The United States could also signal its willingness to give up
its own nuclear ambitions, such as the program now underway to
develop new nuclear weapons for battlefield use. As long as other
countries think the United States is just trying to preserve its
nuclear hegemony, some nations will rise to challenge that
arrangement. We all have to be moving away from nuclear weapons.
It cannot be just a US diktat that everyone else goes in one
direction while we go in another.
The good news is that this could all be done cheaply. We are
awash in bomb material . the plutonium and highly-enriched
uranium left over from the Cold War nuclear weapons binge.
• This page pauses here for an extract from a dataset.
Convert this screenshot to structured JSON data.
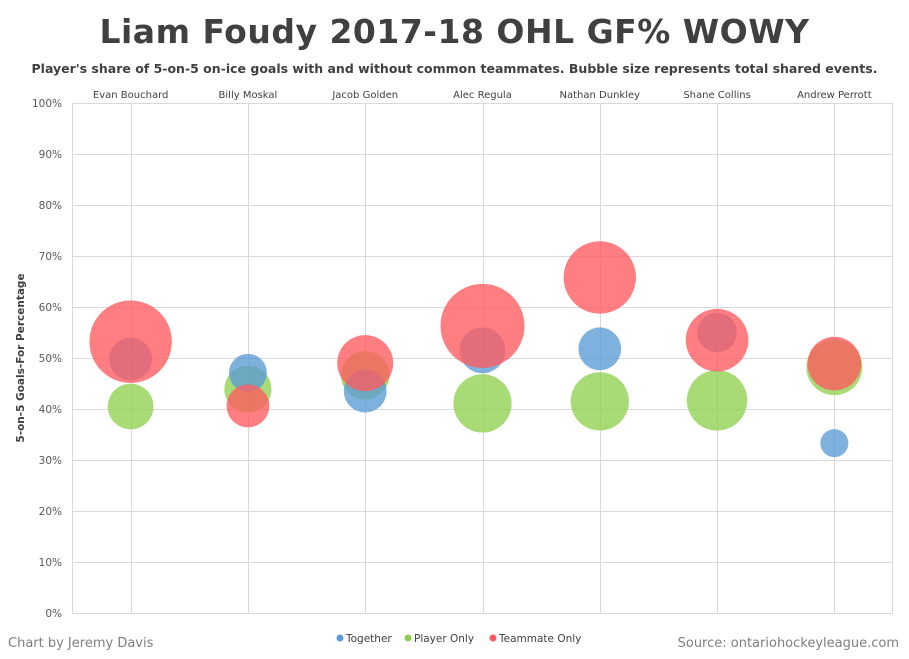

We are
not producing any more of this fissile material now and have no
need to in the future. We could work towards a global agreement
to end the production of these materials as part of a new,
global, nuclear deal. The Nunn-Lugar programs to secure and
eliminate nuclear stockpiles are cheap compared to other defense
programs. The United States now provides $1 billion a year to
these efforts, but many proliferation experts believe the United
States should triple that spending. For the price of three weeks
of operations in Iraq, we could make tremendous progress on
removing exactly the weapons and materials lying in often
poorly-guarded facilities that terrorists are most likely to
seek.
If President Bush backs up his speech with just a fraction of the
funds spent on other defense programs we would make some real
progress. But if he matches the demands he makes of other nations
with new commitments to cut US weapons stockpiles and stores of
bomb material, he could have a program that many would beat a
path to his door to buy.
Joseph Cirincione is Director of the Non-Proliferation Project at
the Carnegie Endowment for International Peace.